Sherri Williams Denied <i>Cert</i> By U.S. Supreme Court

WASHINGTON, D.C. – It was a single line among more than 1800 others for which certiorari was denied on the U.S. Supreme Court's Order sheet for Oct. 1, 2007:

"06-1501 WILLIAMS, SHERRI, ET AL. V. KING, ATT'Y GEN. OF AL, ET AL."

What it meant was that retailer Sherri Williams' decade-long battle to have the sale of sex toys legalized in Alabama had reached a dead-end – at least as far as her issues already raised are concerned.

"There's one other opportunity to [change the law]," Williams said recently. "I would have to file a First Amendment challenge."

That challenge, according to Williams, would be based on an Eleventh Circuit decision from early last year, This That and the Other Gift and Tobacco v. Cobb County, Ga., where the court, in a decision at least partly apposite to its last decision in Williams' own case, ruled that This That and the Other could legally advertise "devices designed or marketed primarily for the stimulation of human genital organs" to its clientele who could legally purchase them ("medical practitioners" and "higher education faculty and students or [] persons with a valid prescription") despite Georgia's law banning all such advertising. The court therefore ruled that the ban on advertising of the devices could not properly be severed from the Georgia law and could not be saved simply by the district court limiting the statute's construction.

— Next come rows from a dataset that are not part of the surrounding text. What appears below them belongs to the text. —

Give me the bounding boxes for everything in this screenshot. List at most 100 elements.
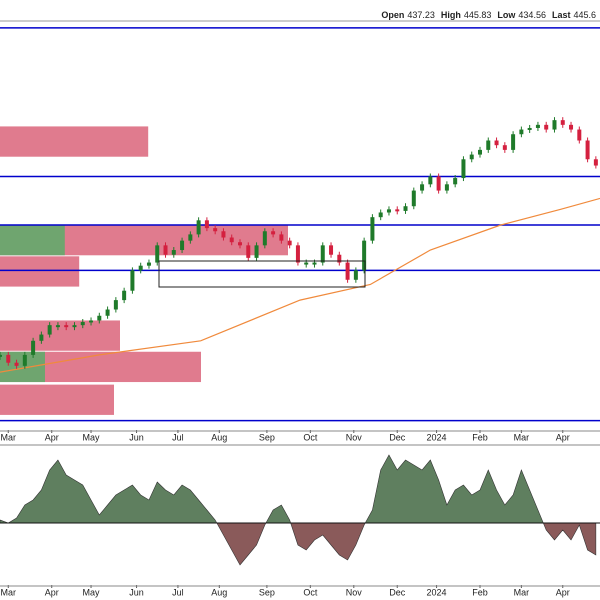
candle xyxy=(122,290,127,301)
x-tick-label: Mar xyxy=(1,587,17,597)
candle xyxy=(55,325,60,328)
x-tick-label: May xyxy=(83,587,101,597)
x-tick-label: Apr xyxy=(45,587,59,597)
candle xyxy=(494,140,499,146)
x-tick-label: Jun xyxy=(129,432,144,442)
candle xyxy=(31,340,36,355)
volume-bar xyxy=(0,256,80,287)
x-tick-label: Sep xyxy=(259,432,275,442)
header: Open 437.23 High 445.83 Low 434.56 Last 445.6 xyxy=(381,10,596,20)
candle xyxy=(362,240,367,271)
candle xyxy=(138,265,143,271)
candle xyxy=(453,178,458,185)
candle xyxy=(329,245,334,255)
candle xyxy=(585,140,590,160)
candle xyxy=(403,206,408,211)
candle xyxy=(213,228,218,232)
candle xyxy=(22,354,27,366)
candle xyxy=(39,334,44,341)
x-tick-label: Jul xyxy=(172,432,184,442)
candle xyxy=(444,184,449,191)
candle xyxy=(89,320,94,323)
candle xyxy=(287,240,292,246)
ohlc-value: 445.6 xyxy=(573,10,596,20)
candle xyxy=(420,184,425,191)
candle xyxy=(204,220,209,229)
candle xyxy=(312,262,317,265)
candle xyxy=(80,322,85,326)
candle xyxy=(320,245,325,263)
volume-bar xyxy=(0,320,120,351)
candle xyxy=(552,120,557,130)
x-tick-label: Nov xyxy=(346,432,363,442)
x-tick-label: Nov xyxy=(346,587,363,597)
x-tick-label: Jun xyxy=(129,587,144,597)
ohlc-label: Low xyxy=(497,10,516,20)
candle xyxy=(519,129,524,135)
candle xyxy=(0,354,2,357)
candle xyxy=(146,262,151,266)
candle xyxy=(105,309,110,316)
x-tick-label: Feb xyxy=(472,587,488,597)
volume-bar xyxy=(0,126,149,157)
candle xyxy=(428,176,433,185)
candle xyxy=(411,190,416,207)
annotation-box xyxy=(158,260,366,288)
x-tick-label: May xyxy=(83,432,101,442)
candle xyxy=(295,245,300,263)
x-tick-label: Dec xyxy=(389,432,406,442)
candle xyxy=(304,262,309,265)
candle xyxy=(511,134,516,150)
ohlc-label: Open xyxy=(381,10,404,20)
candle xyxy=(229,237,234,243)
ohlc-value: 445.83 xyxy=(464,10,492,20)
candle xyxy=(478,149,482,155)
candle xyxy=(569,124,574,130)
candle xyxy=(72,325,77,328)
candle xyxy=(163,245,168,255)
candle xyxy=(262,231,267,246)
x-tick-label: Apr xyxy=(45,432,59,442)
candle xyxy=(14,362,19,366)
candle xyxy=(238,242,242,246)
candle xyxy=(378,212,383,218)
x-tick-label: Mar xyxy=(514,587,530,597)
candle xyxy=(535,124,540,128)
candle xyxy=(353,270,358,280)
x-tick-label: Apr xyxy=(556,587,570,597)
oscillator-area xyxy=(0,454,597,566)
candle xyxy=(6,354,11,363)
candle xyxy=(395,209,400,212)
ohlc-label: High xyxy=(441,10,461,20)
candle xyxy=(279,234,284,241)
candle xyxy=(337,254,342,263)
candle xyxy=(502,145,507,150)
candle xyxy=(130,270,135,291)
x-tick-label: Apr xyxy=(556,432,570,442)
candle xyxy=(97,315,102,321)
candle xyxy=(560,120,565,125)
candle xyxy=(64,325,69,328)
candle xyxy=(486,140,491,150)
x-tick-label: Jul xyxy=(172,587,184,597)
candle xyxy=(593,159,598,166)
x-tick-label: Mar xyxy=(1,432,17,442)
indicator-pane: Mar Apr May Jun Jul Aug Sep Oct Nov Dec 2024 Feb Mar… xyxy=(0,454,600,597)
moving-average xyxy=(0,197,600,373)
candle xyxy=(271,231,276,235)
candle xyxy=(345,262,350,280)
ohlc-readout: Open 437.23 High 445.83 Low 434.56 Last 445.6 xyxy=(381,10,596,20)
price-pane: Mar Apr May Jun Jul Aug Sep Oct Nov Dec 2024 Feb Mar… xyxy=(0,27,600,442)
x-tick-label: Mar xyxy=(514,432,530,442)
x-tick-label: Feb xyxy=(472,432,488,442)
x-tick-label: Dec xyxy=(389,587,406,597)
x-tick-label: Sep xyxy=(259,587,275,597)
volume-bar xyxy=(0,384,114,415)
candle xyxy=(47,325,52,335)
x-tick-label: 2024 xyxy=(427,587,447,597)
x-tick-label: Aug xyxy=(211,432,227,442)
candle xyxy=(386,209,391,213)
candle xyxy=(370,217,375,241)
candle xyxy=(254,245,259,258)
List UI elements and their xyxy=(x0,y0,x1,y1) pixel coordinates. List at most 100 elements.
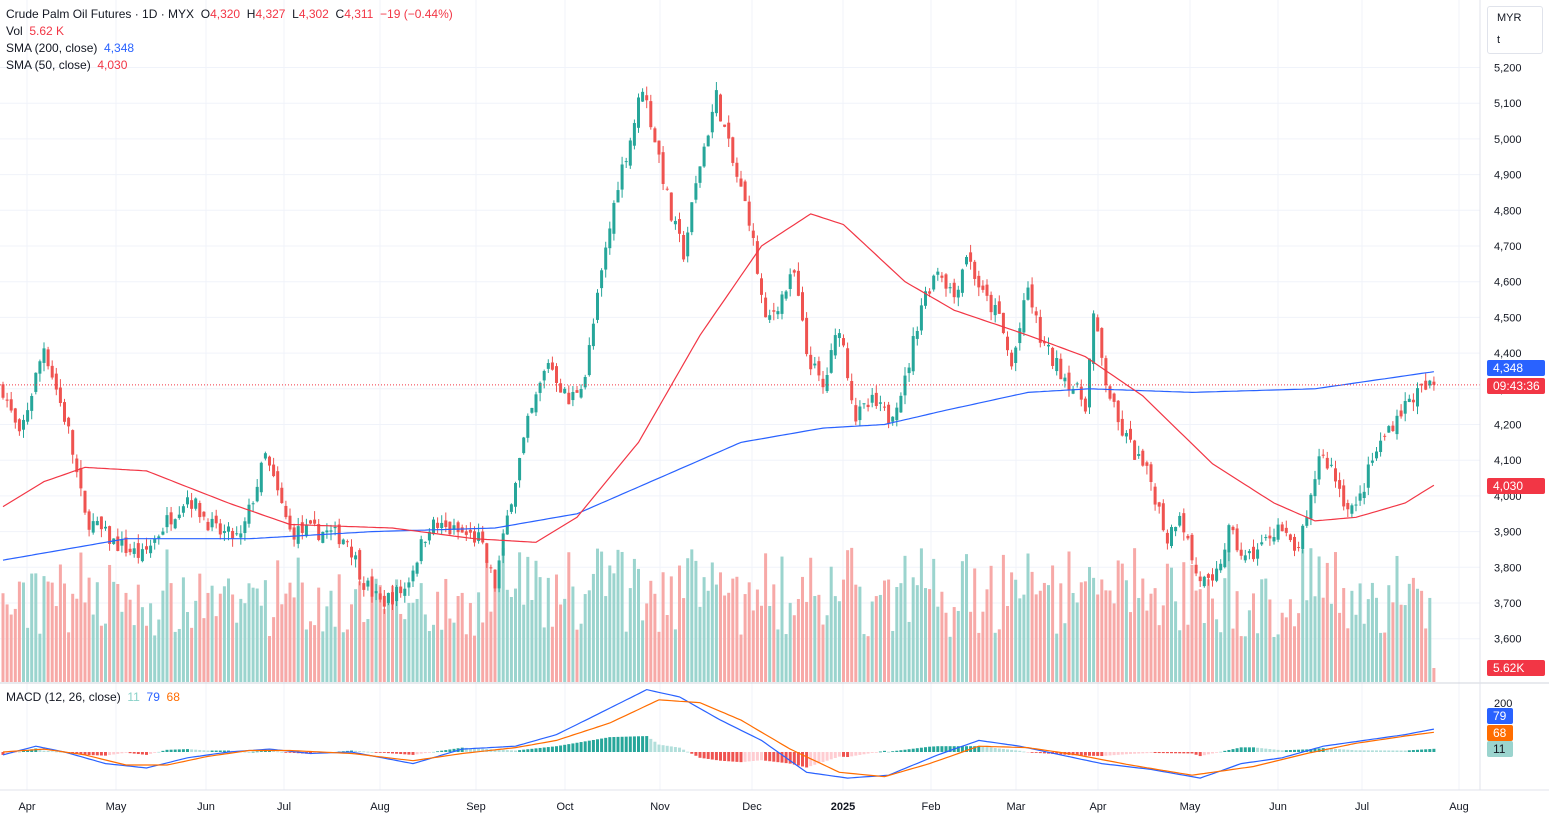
volume-bar xyxy=(112,581,116,682)
macd-hist-bar xyxy=(497,749,501,752)
candle-body xyxy=(1264,537,1268,539)
macd-hist-bar xyxy=(345,750,349,752)
volume-bar xyxy=(91,614,95,682)
macd-hist-bar xyxy=(181,749,185,752)
sma200-row[interactable]: SMA (200, close) 4,348 xyxy=(6,40,453,57)
volume-bar xyxy=(485,560,489,682)
sma50-row[interactable]: SMA (50, close) 4,030 xyxy=(6,57,453,74)
candle-body xyxy=(1223,549,1227,568)
volume-bar xyxy=(395,579,399,682)
macd-hist-bar xyxy=(878,751,882,753)
volume-bar xyxy=(17,581,21,682)
macd-hist-bar xyxy=(1075,752,1079,756)
volume-bar xyxy=(222,586,226,682)
volume-bar xyxy=(63,583,66,682)
candle-body xyxy=(268,456,271,466)
macd-hist-bar xyxy=(288,752,292,753)
macd-hist-bar xyxy=(157,751,161,753)
hist-tag: 11 xyxy=(1487,741,1513,757)
macd-hist-bar xyxy=(764,752,768,761)
volume-bar xyxy=(1010,572,1014,682)
macd-hist-bar xyxy=(1092,752,1096,756)
volume-bar xyxy=(1067,551,1071,682)
candle-body xyxy=(403,588,407,596)
volume-bar xyxy=(989,565,993,682)
candle-body xyxy=(1252,546,1255,560)
macd-legend[interactable]: MACD (12, 26, close) 11 79 68 xyxy=(6,690,180,704)
macd-hist-bar xyxy=(1137,752,1141,754)
candle-body xyxy=(1297,547,1301,549)
candle-body xyxy=(313,519,317,524)
volume-bar xyxy=(1424,628,1428,682)
volume-bar xyxy=(1387,585,1391,682)
macd-hist-bar xyxy=(292,752,296,753)
volume-bar xyxy=(1153,588,1157,682)
volume-bar xyxy=(1034,594,1038,682)
candle-body xyxy=(1096,317,1100,332)
volume-bar xyxy=(120,611,124,682)
candle-body xyxy=(1325,457,1329,469)
macd-hist-bar xyxy=(30,749,34,752)
volume-bar xyxy=(354,589,358,682)
volume-bar xyxy=(842,579,845,682)
price-axis[interactable]: 5,200 5,100 5,000 4,900 4,800 4,700 4,600 4,500… xyxy=(1494,63,1522,646)
candle-body xyxy=(702,146,706,167)
volume-bar xyxy=(247,583,251,682)
volume-bar xyxy=(444,578,448,682)
volume-bar xyxy=(1047,585,1050,682)
volume-bar xyxy=(149,603,153,682)
macd-hist-bar xyxy=(772,752,776,762)
candle-body xyxy=(714,90,718,114)
volume-bar xyxy=(1202,623,1206,682)
volume-bar xyxy=(321,631,325,682)
candle-body xyxy=(1051,347,1055,366)
candle-body xyxy=(903,375,907,396)
volume-bar xyxy=(1432,668,1436,682)
volume-bar xyxy=(1149,593,1153,682)
sma50-label: SMA (50, close) xyxy=(6,58,91,72)
candle-body xyxy=(493,569,497,589)
volume-bar xyxy=(821,624,825,682)
price-tick-label: 4,400 xyxy=(1494,348,1522,360)
time-axis[interactable]: Apr May Jun Jul Aug Sep Oct Nov Dec 2025 Feb Mar Apr… xyxy=(18,801,1468,813)
candle-body xyxy=(727,122,731,139)
macd-hist-bar xyxy=(567,744,571,752)
macd-hist-bar xyxy=(1284,750,1288,752)
macd-hist-bar xyxy=(682,749,686,752)
macd-hist-bar xyxy=(452,748,456,752)
candle-body xyxy=(948,287,952,289)
volume-bar xyxy=(1206,579,1210,682)
volume-bar xyxy=(218,593,222,682)
volume-bar xyxy=(727,592,731,682)
candle-body xyxy=(612,202,616,234)
macd-hist-bar xyxy=(768,752,772,762)
volume-bar xyxy=(1182,562,1186,682)
volume-bar xyxy=(272,617,276,682)
candle-body xyxy=(673,220,677,225)
macd-hist-bar xyxy=(628,736,632,752)
countdown-tag: 09:43:36 xyxy=(1487,378,1545,394)
candle-body xyxy=(309,520,312,524)
volume-bar xyxy=(550,626,554,682)
macd-hist-bar xyxy=(731,752,735,762)
volume-bar xyxy=(1252,593,1255,682)
symbol-title[interactable]: Crude Palm Oil Futures · 1D · MYX xyxy=(6,7,195,21)
volume-bar xyxy=(739,634,743,682)
volume-bar xyxy=(850,547,854,682)
volume-bar xyxy=(854,584,858,682)
volume-bar xyxy=(329,590,333,682)
candle-body xyxy=(534,394,538,413)
volume-bar xyxy=(813,596,817,682)
currency-unit-selector[interactable]: MYR t xyxy=(1487,6,1543,54)
volume-row[interactable]: Vol 5.62 K xyxy=(6,23,453,40)
currency-label: MYR xyxy=(1497,12,1522,24)
macd-hist-bar xyxy=(940,746,944,752)
price-tick-label: 3,700 xyxy=(1494,598,1522,610)
candle-body xyxy=(34,372,38,392)
candle-body xyxy=(874,392,878,407)
candle-body xyxy=(255,486,259,502)
candle-body xyxy=(1432,381,1436,385)
macd-hist-bar xyxy=(58,751,62,753)
volume-bar xyxy=(206,592,210,682)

"[T]he prior panel in this case expressly determined that §16-12-80 banned all advertising of the sexual devices in issue, that this per se ban on advertising in §16-12-80 'is more extensive than necessary,' and that it violated the plaintiffs' First Amendment rights," The Eleventh Circuit wrote. "[T]he prior panel, at least by implication, determined that §16-12-80 could not be saved by giving the statute the more limiting construction used by the district court."

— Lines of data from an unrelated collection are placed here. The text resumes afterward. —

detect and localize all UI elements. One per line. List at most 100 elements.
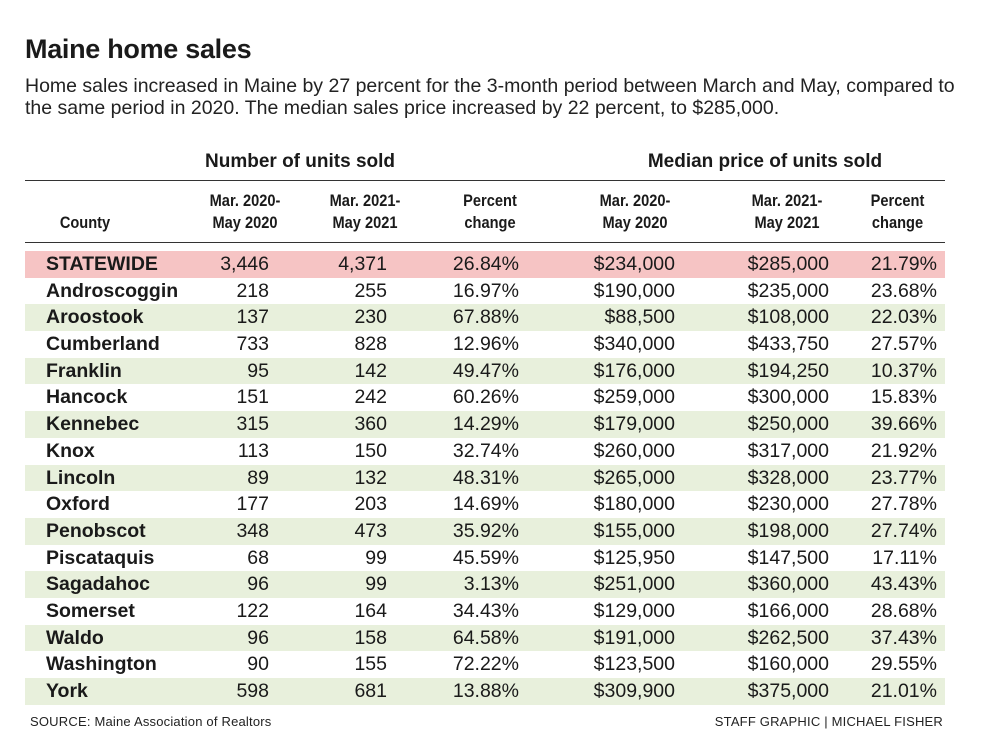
price-2021-cell: $250,000	[747, 413, 829, 436]
col-header-county: County	[59, 213, 111, 232]
table-row: Kennebec 315 360 14.29% $179,000 $250,000 39.6…	[25, 411, 945, 438]
county-cell: Piscataquis	[46, 546, 155, 569]
price-change-cell: 28.68%	[870, 599, 937, 622]
price-2021-cell: $166,000	[747, 599, 829, 622]
units-group-header: Number of units sold	[205, 151, 395, 172]
price-2020-cell: $191,000	[593, 626, 675, 649]
units-2021-cell: 230	[354, 306, 387, 329]
table-row: Oxford 177 203 14.69% $180,000 $230,000 27.78%	[25, 491, 945, 518]
graphic-credit: STAFF GRAPHIC | MICHAEL FISHER	[714, 714, 943, 729]
county-cell: Penobscot	[46, 519, 146, 542]
units-2020-cell: 137	[236, 306, 269, 329]
county-cell: Lincoln	[46, 466, 116, 489]
page-title: Maine home sales	[25, 34, 252, 64]
units-change-cell: 45.59%	[452, 546, 519, 569]
price-2020-cell: $123,500	[593, 653, 675, 676]
col-header-units-2020: Mar. 2020- May 2020	[209, 191, 281, 232]
price-change-cell: 17.11%	[872, 546, 937, 569]
county-cell: Washington	[46, 653, 157, 676]
price-2021-cell: $360,000	[747, 573, 829, 596]
units-2020-cell: 3,446	[220, 253, 269, 275]
price-2021-cell: $285,000	[747, 253, 829, 275]
units-change-cell: 60.26%	[452, 386, 519, 409]
price-2020-cell: $340,000	[593, 333, 675, 356]
table-row: York 598 681 13.88% $309,900 $375,000 21.01%	[25, 678, 945, 705]
table-row: Waldo 96 158 64.58% $191,000 $262,500 37.43%	[25, 624, 945, 652]
units-2020-cell: 151	[236, 386, 269, 409]
county-cell: Somerset	[46, 599, 135, 622]
units-2020-cell: 348	[236, 519, 269, 542]
units-2021-cell: 473	[354, 519, 387, 542]
units-2021-cell: 150	[354, 439, 387, 462]
units-2021-cell: 99	[365, 573, 387, 596]
price-2021-cell: $433,750	[747, 333, 829, 356]
units-change-cell: 67.88%	[452, 306, 519, 329]
col-header-units-2021: Mar. 2021- May 2021	[329, 191, 401, 232]
top-rule	[25, 180, 945, 181]
units-change-cell: 14.69%	[452, 493, 519, 516]
price-change-cell: 21.01%	[870, 680, 937, 702]
units-2021-cell: 132	[354, 466, 387, 489]
units-2021-cell: 242	[354, 386, 387, 409]
price-2020-cell: $129,000	[593, 599, 675, 622]
table-row: Franklin 95 142 49.47% $176,000 $194,250 10.37…	[25, 357, 945, 385]
page-subtitle: Home sales increased in Maine by 27 perc…	[25, 75, 955, 119]
statewide-row: STATEWIDE 3,446 4,371 26.84% $234,000 $285,00…	[25, 251, 945, 278]
units-2020-cell: 733	[236, 333, 269, 356]
price-2021-cell: $235,000	[747, 279, 829, 302]
price-change-cell: 37.43%	[870, 626, 937, 649]
col-header-price-2021: Mar. 2021- May 2021	[751, 191, 823, 232]
units-2020-cell: 122	[236, 599, 269, 622]
table-row: Cumberland 733 828 12.96% $340,000 $433,750 27…	[25, 331, 945, 358]
price-change-cell: 21.92%	[870, 439, 937, 462]
county-cell: Oxford	[46, 493, 110, 516]
table-row: Sagadahoc 96 99 3.13% $251,000 $360,000 43.43%	[25, 571, 945, 598]
price-2020-cell: $251,000	[593, 573, 675, 596]
units-2020-cell: 96	[247, 626, 269, 649]
price-2020-cell: $179,000	[593, 413, 675, 436]
units-2020-cell: 177	[236, 493, 269, 516]
header-rule	[25, 242, 945, 243]
units-2020-cell: 68	[247, 546, 269, 569]
units-2020-cell: 89	[247, 466, 269, 489]
units-change-cell: 34.43%	[452, 599, 519, 622]
units-change-cell: 32.74%	[452, 439, 519, 462]
units-2021-cell: 142	[354, 359, 387, 382]
county-cell: Knox	[46, 439, 95, 462]
units-2020-cell: 113	[237, 439, 269, 462]
table-row: Aroostook 137 230 67.88% $88,500 $108,000 22.0…	[25, 304, 945, 332]
price-2021-cell: $317,000	[747, 439, 829, 462]
table-row: Penobscot 348 473 35.92% $155,000 $198,000 27.…	[25, 517, 945, 545]
table-row: Washington 90 155 72.22% $123,500 $160,000 29.…	[25, 651, 945, 678]
price-2021-cell: $300,000	[747, 386, 829, 409]
county-cell: Androscoggin	[46, 279, 179, 302]
price-change-cell: 39.66%	[870, 413, 937, 436]
price-group-header: Median price of units sold	[647, 151, 883, 172]
units-2020-cell: 95	[247, 359, 269, 382]
units-2020-cell: 218	[236, 279, 269, 302]
county-cell: Hancock	[46, 386, 128, 409]
price-change-cell: 27.78%	[870, 493, 937, 516]
price-change-cell: 29.55%	[870, 653, 937, 676]
price-2021-cell: $160,000	[747, 653, 829, 676]
price-2020-cell: $265,000	[593, 466, 675, 489]
table-row: Somerset 122 164 34.43% $129,000 $166,000 28.6…	[25, 598, 945, 625]
price-2021-cell: $194,250	[747, 359, 829, 382]
units-2020-cell: 315	[236, 413, 269, 436]
price-change-cell: 15.83%	[870, 386, 937, 409]
county-cell: STATEWIDE	[46, 253, 158, 275]
price-2021-cell: $108,000	[747, 306, 829, 329]
units-2021-cell: 681	[354, 680, 387, 702]
price-change-cell: 23.68%	[870, 279, 937, 302]
county-cell: Kennebec	[46, 413, 140, 436]
units-change-cell: 72.22%	[452, 653, 519, 676]
units-change-cell: 12.96%	[452, 333, 519, 356]
county-cell: Sagadahoc	[46, 573, 151, 596]
price-change-cell: 22.03%	[870, 306, 937, 329]
col-header-units-change: Percent change	[463, 191, 517, 232]
price-2020-cell: $180,000	[593, 493, 675, 516]
price-change-cell: 27.74%	[870, 519, 937, 542]
price-2021-cell: $198,000	[747, 519, 829, 542]
county-cell: Waldo	[46, 626, 104, 649]
units-2021-cell: 828	[354, 333, 387, 356]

In the Eleventh Circuit's most recent decision in Sherri Williams v. Troy King, the court ruled that states have a "legitimate rational basis" for banning the advertising and sale of certain sexual devices in that such ban would preserve public morality, and indeed, the court's decision in the This That and the Other case even mentions that "this Court assumed that Georgia had a substantial governmental interest in promoting public morality and that the complete ban on advertising advanced that interest," but that the ban being "more extensive than necessary" trumped the morality interest. Alabama's law banning the advertising and sale of the devices almost mirrors the overturned Georgia statute ... and like Georgia's, Alabama's also lacks a severability provision, so if part of the statute is overturned, the entire statute – including its ban on sale of the devices – is thereby voided as well.

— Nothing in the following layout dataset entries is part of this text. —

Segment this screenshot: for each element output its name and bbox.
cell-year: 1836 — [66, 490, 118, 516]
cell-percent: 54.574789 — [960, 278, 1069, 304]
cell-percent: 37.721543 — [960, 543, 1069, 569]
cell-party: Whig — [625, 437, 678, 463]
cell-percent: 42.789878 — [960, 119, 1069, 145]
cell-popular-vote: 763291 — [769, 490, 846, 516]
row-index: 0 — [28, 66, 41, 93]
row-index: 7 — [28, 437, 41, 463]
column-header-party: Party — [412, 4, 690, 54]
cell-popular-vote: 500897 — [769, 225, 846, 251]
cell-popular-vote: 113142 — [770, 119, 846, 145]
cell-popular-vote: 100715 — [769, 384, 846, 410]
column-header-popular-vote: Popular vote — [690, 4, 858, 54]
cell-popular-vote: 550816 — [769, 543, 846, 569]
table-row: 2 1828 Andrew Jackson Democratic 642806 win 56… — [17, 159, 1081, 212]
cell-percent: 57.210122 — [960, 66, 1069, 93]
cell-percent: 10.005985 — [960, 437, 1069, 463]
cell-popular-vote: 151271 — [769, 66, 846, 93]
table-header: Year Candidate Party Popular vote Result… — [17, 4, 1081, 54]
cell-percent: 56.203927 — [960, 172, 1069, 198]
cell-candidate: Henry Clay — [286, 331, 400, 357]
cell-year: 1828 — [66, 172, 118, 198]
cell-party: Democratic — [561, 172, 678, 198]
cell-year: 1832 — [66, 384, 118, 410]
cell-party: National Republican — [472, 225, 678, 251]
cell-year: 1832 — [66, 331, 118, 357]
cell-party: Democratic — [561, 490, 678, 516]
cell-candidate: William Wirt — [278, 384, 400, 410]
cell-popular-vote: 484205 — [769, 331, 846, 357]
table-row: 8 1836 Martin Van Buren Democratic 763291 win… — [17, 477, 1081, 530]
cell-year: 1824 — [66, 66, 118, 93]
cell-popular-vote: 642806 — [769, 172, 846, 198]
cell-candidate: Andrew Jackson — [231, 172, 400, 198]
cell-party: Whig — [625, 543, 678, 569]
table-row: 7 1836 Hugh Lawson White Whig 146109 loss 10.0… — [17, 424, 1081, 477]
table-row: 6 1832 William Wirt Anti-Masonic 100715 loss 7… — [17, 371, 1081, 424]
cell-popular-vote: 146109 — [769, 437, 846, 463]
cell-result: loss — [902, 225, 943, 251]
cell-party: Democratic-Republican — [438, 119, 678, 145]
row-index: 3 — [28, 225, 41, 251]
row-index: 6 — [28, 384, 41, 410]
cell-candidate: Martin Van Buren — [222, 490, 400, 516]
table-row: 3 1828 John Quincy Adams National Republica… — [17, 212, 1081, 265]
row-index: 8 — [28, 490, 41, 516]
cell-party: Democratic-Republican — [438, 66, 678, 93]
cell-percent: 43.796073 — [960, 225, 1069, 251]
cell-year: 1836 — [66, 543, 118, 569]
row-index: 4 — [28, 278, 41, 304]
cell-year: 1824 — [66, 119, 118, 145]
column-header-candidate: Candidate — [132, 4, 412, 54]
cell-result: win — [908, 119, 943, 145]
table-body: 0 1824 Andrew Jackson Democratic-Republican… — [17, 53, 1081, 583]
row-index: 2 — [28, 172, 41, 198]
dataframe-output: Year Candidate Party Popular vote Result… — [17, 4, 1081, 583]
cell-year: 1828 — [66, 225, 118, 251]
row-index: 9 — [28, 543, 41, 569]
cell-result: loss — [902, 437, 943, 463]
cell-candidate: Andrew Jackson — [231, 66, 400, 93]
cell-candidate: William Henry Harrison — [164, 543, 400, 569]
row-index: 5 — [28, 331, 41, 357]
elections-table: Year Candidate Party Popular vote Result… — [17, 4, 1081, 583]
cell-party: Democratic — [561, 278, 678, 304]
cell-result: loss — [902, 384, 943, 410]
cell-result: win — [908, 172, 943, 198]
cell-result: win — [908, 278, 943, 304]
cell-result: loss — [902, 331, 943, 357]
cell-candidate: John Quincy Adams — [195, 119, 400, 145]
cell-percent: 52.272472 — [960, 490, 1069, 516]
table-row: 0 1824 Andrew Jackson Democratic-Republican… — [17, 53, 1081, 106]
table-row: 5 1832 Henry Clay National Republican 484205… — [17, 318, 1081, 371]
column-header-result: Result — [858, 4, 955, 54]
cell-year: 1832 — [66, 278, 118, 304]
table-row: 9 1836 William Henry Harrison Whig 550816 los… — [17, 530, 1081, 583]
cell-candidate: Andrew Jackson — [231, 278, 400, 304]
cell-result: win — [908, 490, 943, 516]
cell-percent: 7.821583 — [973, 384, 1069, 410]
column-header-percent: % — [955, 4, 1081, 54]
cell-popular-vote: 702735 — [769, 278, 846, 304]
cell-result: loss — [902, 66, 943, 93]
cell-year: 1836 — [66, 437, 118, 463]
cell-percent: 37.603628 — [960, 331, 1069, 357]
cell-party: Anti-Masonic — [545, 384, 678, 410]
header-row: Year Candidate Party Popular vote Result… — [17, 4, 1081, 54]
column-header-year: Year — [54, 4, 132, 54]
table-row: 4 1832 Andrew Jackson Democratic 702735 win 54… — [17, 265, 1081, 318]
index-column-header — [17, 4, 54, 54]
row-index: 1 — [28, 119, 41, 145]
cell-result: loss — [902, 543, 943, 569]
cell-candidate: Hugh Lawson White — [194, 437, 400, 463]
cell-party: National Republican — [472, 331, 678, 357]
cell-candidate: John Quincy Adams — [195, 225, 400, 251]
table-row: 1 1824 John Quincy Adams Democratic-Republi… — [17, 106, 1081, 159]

As this is written, Williams is attending the International Lingerie Show in Las Vegas, trying to raise funds for the continuation of her legal battle, and to publicize the upcoming film of her battle, tentatively titled "Pursuit of Happiness." She will be signing autographs this evening from 5-6 p.m. in the Amazon Room of the Rio Suites Hotel, and will host an "after-party" to "celebrate ... the end of a very long and costly legal battle" ... and possibly the beginning of a new one.